A kind of a Groundhog day, Life after Life follows the life of Ursula Todd and her family, until she gets it right. The novel begins in 1910 and moves back and forth in time as things happen to Ursula - until they happen the right way. She keeps learning from her mistakes and corrects them without completely realizing what she's doing and why. Not perhaps the most original idea ever, but you can trust Atkinson to make the story into something interesting and different.
A lot of the story happens during WW2 in a way that seems strangely familiar.
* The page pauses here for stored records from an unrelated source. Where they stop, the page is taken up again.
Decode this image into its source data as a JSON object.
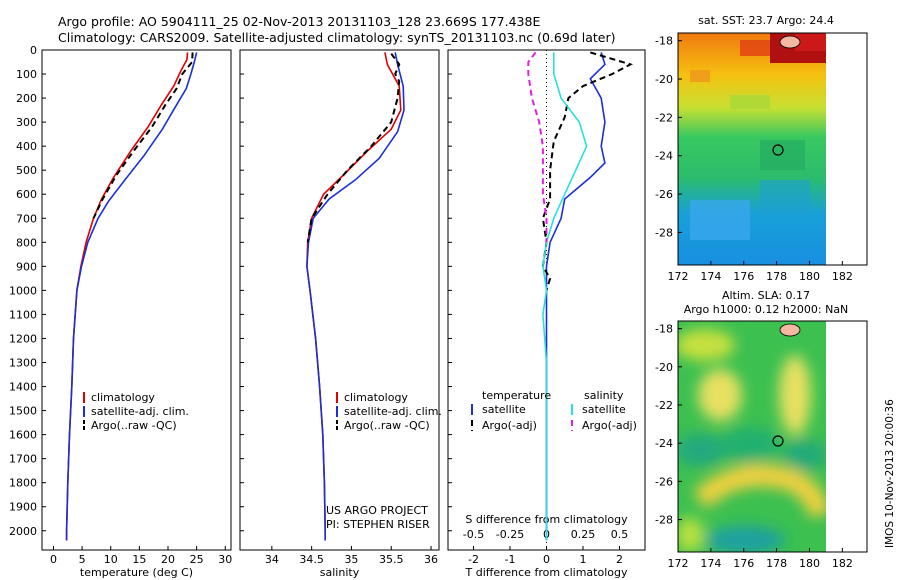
{
  "figure": {
    "title_line1": "Argo profile: AO 5904111_25 02-Nov-2013 20131103_128 23.669S 177.438E",
    "title_line2": "Climatology: CARS2009. Satellite-adjusted climatology: synTS_20131103.nc (0.69d later)",
    "credit_line1": "US ARGO PROJECT",
    "credit_line2": "PI: STEPHEN RISER",
    "footer_stamp": "IMOS 10-Nov-2013 20:00:36"
  },
  "colors": {
    "climatology": "#e00000",
    "satellite": "#1a2fd6",
    "argo": "#000000",
    "sal_satellite": "#28e0e0",
    "sal_argo": "#e020e0"
  },
  "chart_data": [
    {
      "type": "line",
      "id": "temperature",
      "xlabel": "temperature (deg C)",
      "ylabel": "",
      "xlim": [
        -2,
        31
      ],
      "ylim": [
        2080,
        0
      ],
      "xticks": [
        "0",
        "5",
        "10",
        "15",
        "20",
        "25",
        "30"
      ],
      "xtick_values": [
        0,
        5,
        10,
        15,
        20,
        25,
        30
      ],
      "yticks": [
        "0",
        "100",
        "200",
        "300",
        "400",
        "500",
        "600",
        "700",
        "800",
        "900",
        "1000",
        "1100",
        "1200",
        "1300",
        "1400",
        "1500",
        "1600",
        "1700",
        "1800",
        "1900",
        "2000"
      ],
      "ytick_values": [
        0,
        100,
        200,
        300,
        400,
        500,
        600,
        700,
        800,
        900,
        1000,
        1100,
        1200,
        1300,
        1400,
        1500,
        1600,
        1700,
        1800,
        1900,
        2000
      ],
      "legend": [
        "climatology",
        "satellite-adj. clim.",
        "Argo(..raw -QC)"
      ],
      "series": [
        {
          "name": "climatology",
          "color": "climatology",
          "dash": "",
          "points": [
            [
              23.4,
              10
            ],
            [
              23.3,
              40
            ],
            [
              22.4,
              80
            ],
            [
              21,
              150
            ],
            [
              18.8,
              230
            ],
            [
              16.5,
              320
            ],
            [
              13.5,
              420
            ],
            [
              10.5,
              530
            ],
            [
              8.4,
              620
            ],
            [
              7,
              700
            ],
            [
              5.7,
              800
            ],
            [
              4.8,
              900
            ],
            [
              4.1,
              1000
            ],
            [
              3.5,
              1200
            ],
            [
              3.2,
              1400
            ],
            [
              2.8,
              1600
            ],
            [
              2.5,
              1800
            ],
            [
              2.3,
              2000
            ],
            [
              2.3,
              2040
            ]
          ]
        },
        {
          "name": "satellite-adj. clim.",
          "color": "satellite",
          "dash": "",
          "points": [
            [
              25.0,
              10
            ],
            [
              24.6,
              50
            ],
            [
              24,
              100
            ],
            [
              23.2,
              160
            ],
            [
              21.2,
              240
            ],
            [
              19,
              330
            ],
            [
              15.8,
              440
            ],
            [
              12.5,
              540
            ],
            [
              9.6,
              630
            ],
            [
              7.8,
              700
            ],
            [
              6,
              800
            ],
            [
              4.9,
              900
            ],
            [
              4.1,
              1000
            ],
            [
              3.5,
              1200
            ],
            [
              3.2,
              1400
            ],
            [
              2.8,
              1600
            ],
            [
              2.5,
              1800
            ],
            [
              2.3,
              2000
            ],
            [
              2.3,
              2040
            ]
          ]
        },
        {
          "name": "Argo(..raw -QC)",
          "color": "argo",
          "dash": "6,4",
          "points": [
            [
              24.3,
              10
            ],
            [
              24.2,
              50
            ],
            [
              22.5,
              100
            ],
            [
              21.5,
              160
            ],
            [
              19.5,
              230
            ],
            [
              17.2,
              320
            ],
            [
              14,
              420
            ],
            [
              11,
              520
            ],
            [
              8.6,
              620
            ],
            [
              7,
              700
            ]
          ]
        }
      ]
    },
    {
      "type": "line",
      "id": "salinity",
      "xlabel": "salinity",
      "ylabel": "",
      "xlim": [
        33.6,
        36.1
      ],
      "ylim": [
        2080,
        0
      ],
      "xticks": [
        "34",
        "34.5",
        "35",
        "35.5",
        "36"
      ],
      "xtick_values": [
        34,
        34.5,
        35,
        35.5,
        36
      ],
      "legend": [
        "climatology",
        "satellite-adj. clim.",
        "Argo(..raw -QC)"
      ],
      "series": [
        {
          "name": "climatology",
          "color": "climatology",
          "dash": "",
          "points": [
            [
              35.42,
              10
            ],
            [
              35.45,
              60
            ],
            [
              35.6,
              150
            ],
            [
              35.62,
              250
            ],
            [
              35.5,
              330
            ],
            [
              35.2,
              420
            ],
            [
              34.9,
              520
            ],
            [
              34.65,
              600
            ],
            [
              34.5,
              700
            ],
            [
              34.45,
              800
            ],
            [
              34.44,
              900
            ],
            [
              34.48,
              1000
            ],
            [
              34.55,
              1200
            ],
            [
              34.6,
              1400
            ],
            [
              34.64,
              1600
            ],
            [
              34.66,
              1800
            ],
            [
              34.67,
              2000
            ],
            [
              34.67,
              2040
            ]
          ]
        },
        {
          "name": "satellite-adj. clim.",
          "color": "satellite",
          "dash": "",
          "points": [
            [
              35.55,
              10
            ],
            [
              35.58,
              60
            ],
            [
              35.65,
              150
            ],
            [
              35.66,
              250
            ],
            [
              35.58,
              340
            ],
            [
              35.35,
              450
            ],
            [
              35.05,
              540
            ],
            [
              34.72,
              620
            ],
            [
              34.52,
              700
            ],
            [
              34.46,
              800
            ],
            [
              34.44,
              900
            ],
            [
              34.48,
              1000
            ],
            [
              34.55,
              1200
            ],
            [
              34.6,
              1400
            ],
            [
              34.64,
              1600
            ],
            [
              34.66,
              1800
            ],
            [
              34.67,
              2000
            ],
            [
              34.67,
              2040
            ]
          ]
        },
        {
          "name": "Argo(..raw -QC)",
          "color": "argo",
          "dash": "6,4",
          "points": [
            [
              35.5,
              15
            ],
            [
              35.6,
              60
            ],
            [
              35.55,
              100
            ],
            [
              35.6,
              130
            ],
            [
              35.58,
              200
            ],
            [
              35.5,
              300
            ],
            [
              35.25,
              400
            ],
            [
              34.95,
              500
            ],
            [
              34.7,
              600
            ],
            [
              34.5,
              700
            ],
            [
              34.45,
              800
            ]
          ]
        }
      ]
    },
    {
      "type": "line",
      "id": "difference",
      "xlabel": "T difference from climatology",
      "x2label": "S difference from climatology",
      "xlim": [
        -2.7,
        2.7
      ],
      "ylim": [
        2080,
        0
      ],
      "xticks": [
        "-2",
        "-1",
        "0",
        "1",
        "2"
      ],
      "xtick_values": [
        -2,
        -1,
        0,
        1,
        2
      ],
      "s_xticks": [
        "-0.5",
        "-0.25",
        "0",
        "0.25",
        "0.5"
      ],
      "s_xtick_values": [
        -2,
        -1,
        0,
        1,
        2
      ],
      "legend_headers": [
        "temperature",
        "salinity"
      ],
      "legend": [
        "satellite",
        "Argo(-adj)",
        "satellite",
        "Argo(-adj)"
      ],
      "series": [
        {
          "name": "satellite",
          "quantity": "temperature",
          "color": "satellite",
          "dash": "",
          "points": [
            [
              1.5,
              10
            ],
            [
              1.6,
              60
            ],
            [
              1.2,
              120
            ],
            [
              1.5,
              200
            ],
            [
              1.6,
              300
            ],
            [
              1.5,
              400
            ],
            [
              1.6,
              470
            ],
            [
              1.2,
              530
            ],
            [
              0.5,
              620
            ],
            [
              0.4,
              700
            ],
            [
              0.1,
              800
            ],
            [
              0,
              900
            ],
            [
              0,
              2040
            ]
          ]
        },
        {
          "name": "Argo(-adj)",
          "quantity": "temperature",
          "color": "argo",
          "dash": "6,4",
          "points": [
            [
              1.2,
              10
            ],
            [
              2.3,
              60
            ],
            [
              1.8,
              100
            ],
            [
              1,
              150
            ],
            [
              0.6,
              200
            ],
            [
              0.5,
              280
            ],
            [
              0.2,
              380
            ],
            [
              0.1,
              500
            ],
            [
              0.1,
              620
            ],
            [
              -0.1,
              700
            ],
            [
              0,
              800
            ],
            [
              -0.1,
              900
            ],
            [
              0.1,
              950
            ],
            [
              0,
              1000
            ]
          ]
        },
        {
          "name": "satellite",
          "quantity": "salinity",
          "color": "sal_satellite",
          "dash": "",
          "points": [
            [
              0.2,
              10
            ],
            [
              0.2,
              100
            ],
            [
              0.4,
              200
            ],
            [
              0.9,
              300
            ],
            [
              1.1,
              400
            ],
            [
              0.8,
              500
            ],
            [
              0.5,
              600
            ],
            [
              0.2,
              700
            ],
            [
              0,
              800
            ],
            [
              -0.1,
              900
            ],
            [
              0,
              1000
            ],
            [
              -0.1,
              1100
            ],
            [
              0,
              1300
            ],
            [
              0,
              2040
            ]
          ]
        },
        {
          "name": "Argo(-adj)",
          "quantity": "salinity",
          "color": "sal_argo",
          "dash": "6,4",
          "points": [
            [
              -0.3,
              10
            ],
            [
              -0.5,
              50
            ],
            [
              -0.5,
              100
            ],
            [
              -0.4,
              200
            ],
            [
              -0.2,
              300
            ],
            [
              -0.1,
              400
            ],
            [
              -0.1,
              600
            ],
            [
              0,
              700
            ],
            [
              0,
              800
            ]
          ]
        }
      ]
    }
  ],
  "maps": [
    {
      "id": "sst-map",
      "title": "sat. SST: 23.7 Argo: 24.4",
      "subtitle": "",
      "xticks": [
        "172",
        "174",
        "176",
        "178",
        "180",
        "182"
      ],
      "xtick_values": [
        172,
        174,
        176,
        178,
        180,
        182
      ],
      "yticks": [
        "-18",
        "-20",
        "-22",
        "-24",
        "-26",
        "-28"
      ],
      "ytick_values": [
        -18,
        -20,
        -22,
        -24,
        -26,
        -28
      ],
      "xlim": [
        172,
        183.5
      ],
      "ylim": [
        -29.7,
        -17.6
      ],
      "marker": [
        177.438,
        -23.669
      ]
    },
    {
      "id": "sla-map",
      "title": "Altim. SLA: 0.17",
      "subtitle": "Argo h1000: 0.12 h2000: NaN",
      "xticks": [
        "172",
        "174",
        "176",
        "178",
        "180",
        "182"
      ],
      "xtick_values": [
        172,
        174,
        176,
        178,
        180,
        182
      ],
      "yticks": [
        "-18",
        "-20",
        "-22",
        "-24",
        "-26",
        "-28"
      ],
      "ytick_values": [
        -18,
        -20,
        -22,
        -24,
        -26,
        -28
      ],
      "xlim": [
        172,
        183.5
      ],
      "ylim": [
        -29.7,
        -17.6
      ],
      "marker": [
        177.438,
        -23.669
      ]
    }
  ]
}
It's almost as if the book is a homage to Sarah Waters' The Night Watch - you can well imagine Ursula at some point working in the same office as the girls in Night Watch and they have most likely gone to the same cafes and passed each other on the streets, perhaps taken refuge in the same shelters during air raids. Atkinson's people are more upperclass - the Waters girls wouldn't hobnob with them, but the war would have made their paths cross in a way that would have been impossible during peace time. And there are several happenings that surely aren't coincidences but neither are they at all plagiarized. A tribute perhaps, an "inspired by" maybe - a copy, never.
Perhaps not the worlds most un-putdownable book ever, but Life After Life certainly creates the urgency of needing to now what happens next. Now we just wait for the next Jackson Brodie.